We know about the latest rallies of McCain and Palin, and how they are getting a tremendously angry, vicious, and self-righteous response in their rallies from their Republican voters. I was reading a comment made in LH's blog - that the Republicans are looking and smelling like the Dixiecrats. It sent me on a tangent of my own, and this is how I responded:

And of course, they look and smell like the Dixiecrats, because they took actual Dixiecrats, who were frustrated in their original party, into the fold once upon a time. Had the Democratic presidents of the sixties not worked with and supported the civil rights changes we were asking for, they’d have had no reason to jump ship. Even today, their arguments for small government and states’ rights echo the arguments of the segregationist Dixiecrats, who found such arguments convenient when being told by the federal government that Jim Crow had to end. (For clarity, I’m not saying that either of these ideas are inherently racist, but they were the best way for segregationists to legally argue against extending full citizenship to blacks without explicitly saying that nigras don’t deserve citizenship, since that argument has no legal merit.)

You’d think that Dixiecrat sentiment would have died out over the past 40 years, as people like Strom Thurman have died off. But Republicans like Nixon and Reagan kept stoking the fire by contributing things like the Silent Majority and the Welfare Queen to political thought. By the time Dubya got in, he really didn’t even have to do any work to keep the Dixiecrat mentality going, because the Angry White Man syndrome had taken on a life of its own, complete with propaganda and coded language. So coded in fact, that I think some of today’s Republicans don’t even realize the racist legacy of the ideas they espouse. Through successful propaganda and indoctrination, they believe that their views are truest to the spirit of the Constitution and the soul of the country itself.
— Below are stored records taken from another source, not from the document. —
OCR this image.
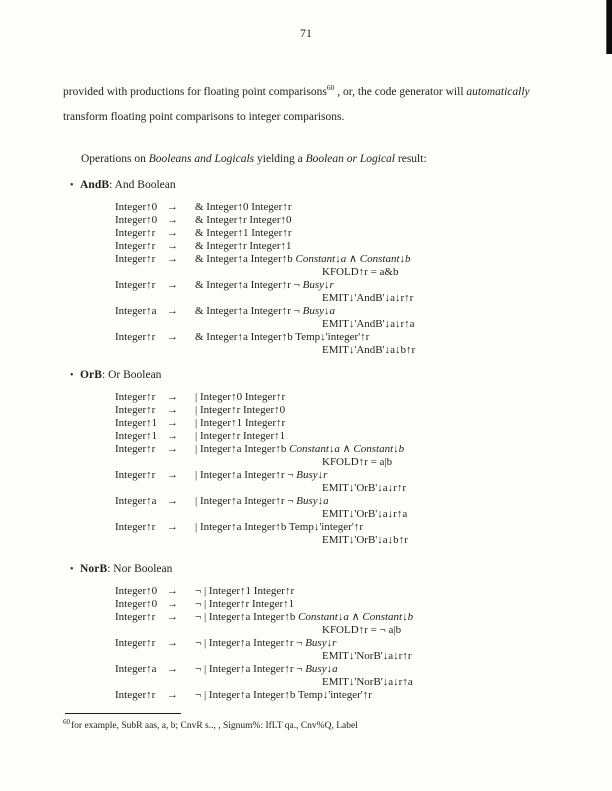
71

provided with productions for floating point comparisons$^{60}$ , or, the code generator will automatically
transform floating point comparisons to integer comparisons.

Operations on Booleans and Logicals yielding a Boolean or Logical result:

• AndB: And Boolean
Integer↑0 →	& Integer↑0 Integer↑r
Integer↑0 →	& Integer↑r Integer↑0
Integer↑r	→	& Integer↑1 Integer↑r
Integer↑r	→	& Integer↑r Integer↑1
Integer↑r	→	& Integer↑a Integer↑b Constant↓a ∧ Constant↓b
KFOLD↑r = a&b
Integer↑r	→	& Integer↑a Integer↑r ¬ Busy↓r
EMIT↓'AndB'↓a↓r↑r
Integer↑a →	& Integer↑a Integer↑r ¬ Busy↓a
EMIT↓'AndB'↓a↓r↑a
Integer↑r	→	& Integer↑a Integer↑b Temp↓'integer'↑r
EMIT↓'AndB'↓a↓b↑r
• OrB: Or Boolean
Integer↑r	→	| Integer↑0 Integer↑r
Integer↑r	→	| Integer↑r Integer↑0
Integer↑1 →	| Integer↑1 Integer↑r
Integer↑1 →	| Integer↑r Integer↑1
Integer↑r	→	| Integer↑a Integer↑b Constant↓a ∧ Constant↓b
KFOLD↑r = a|b
Integer↑r	→	| Integer↑a Integer↑r ¬ Busy↓r
EMIT↓'OrB'↓a↓r↑r
Integer↑a →	| Integer↑a Integer↑r ¬ Busy↓a
EMIT↓'OrB'↓a↓r↑a
Integer↑r	→	| Integer↑a Integer↑b Temp↓'integer'↑r
EMIT↓'OrB'↓a↓b↑r
• NorB: Nor Boolean
Integer↑0 →	¬ | Integer↑1 Integer↑r
Integer↑0 →	¬ | Integer↑r Integer↑1
Integer↑r	→	¬ | Integer↑a Integer↑b Constant↓a ∧ Constant↓b
KFOLD↑r = ¬ a|b
Integer↑r	→	¬ | Integer↑a Integer↑r ¬ Busy↓r
EMIT↓'NorB'↓a↓r↑r
Integer↑a →	¬ | Integer↑a Integer↑r ¬ Busy↓a
EMIT↓'NorB'↓a↓r↑a
Integer↑r	→	¬ | Integer↑a Integer↑b Temp↓'integer'↑r

$^{60}$for example, SubR aas, a, b; CnvR s.., , Signum%: IfLT qa., Cnv%Q, Label
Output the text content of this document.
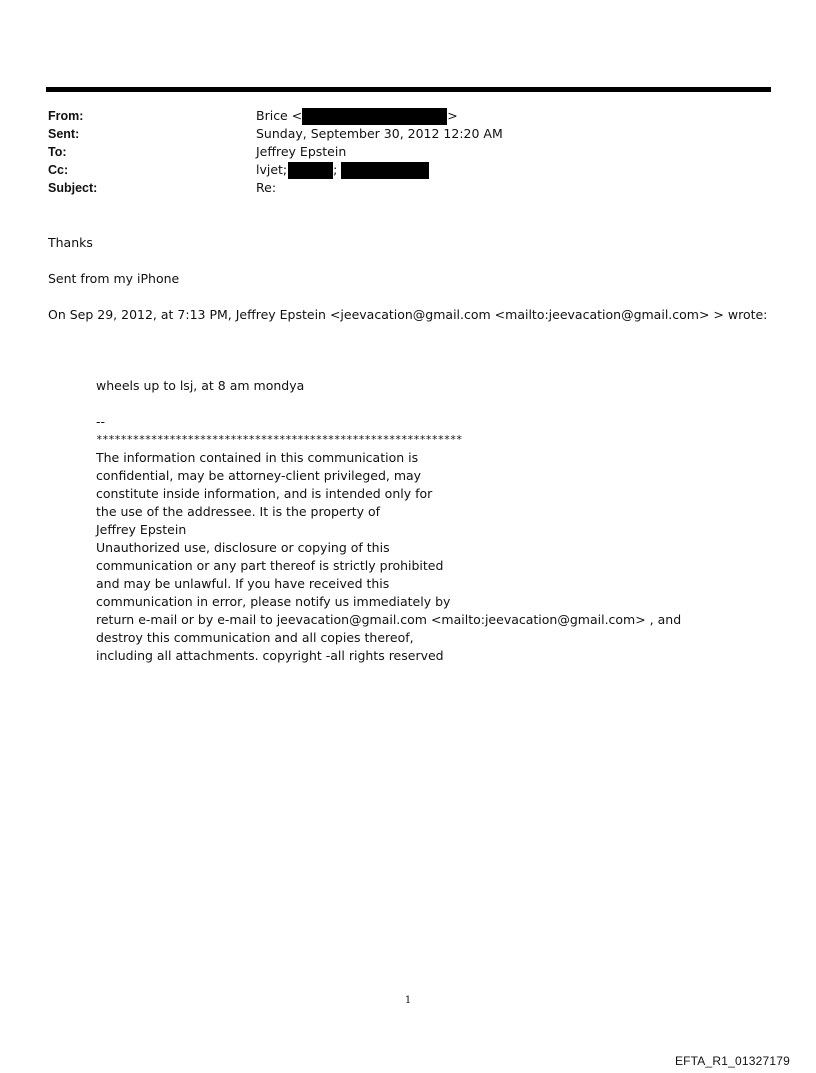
From:	Brice <	>
Sent:	Sunday, September 30, 2012 12:20 AM
To:	Jeffrey Epstein
Cc:	lvjet;	;
Subject:	Re:
Thanks
Sent from my iPhone
On Sep 29, 2012, at 7:13 PM, Jeffrey Epstein <jeevacation@gmail.com <mailto:jeevacation@gmail.com> > wrote:
wheels up to lsj, at 8 am mondya
--
************************************************************
The information contained in this communication is
confidential, may be attorney-client privileged, may
constitute inside information, and is intended only for
the use of the addressee. It is the property of
Jeffrey Epstein
Unauthorized use, disclosure or copying of this
communication or any part thereof is strictly prohibited
and may be unlawful. If you have received this
communication in error, please notify us immediately by
return e-mail or by e-mail to jeevacation@gmail.com <mailto:jeevacation@gmail.com> , and
destroy this communication and all copies thereof,
including all attachments. copyright -all rights reserved
1
EFTA_R1_01327179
They have hijacked and twisted the Republican party, which only a few generations ago wasn’t known as the default party for racists.

Even now, we’re hearing the word Socialist thrown about by them. They’re not worried about the rise of Marxism, believe me - many of them don’t even understand what it’s about. But if you look back to the Red Scare and McCarthyism, many of the people whose lives, privacy, and careers were targeted were minorities and people with sympathies towards minorities and the poor at home and abroad. Same goes for today. If you want the government to get involved in helping people who are having problems helping themselves (name any Democrat here), you’re liable to be branded a Socialist, like Barack Obama has been labeled recently. Anything to get people who care about the minorities and lower classes branded as un-American.

1960’s parlance: “nigger loving Communist”
2000’s parlance: “un-American Socialist”

No wonder John Lewis compared them to George Wallace. He was absolutely right.

I try to view elections through an Independent lens, because depending on the issue, I may feel either conservative or liberal. But the Republicans keep making it hard for me, because of stuff like this.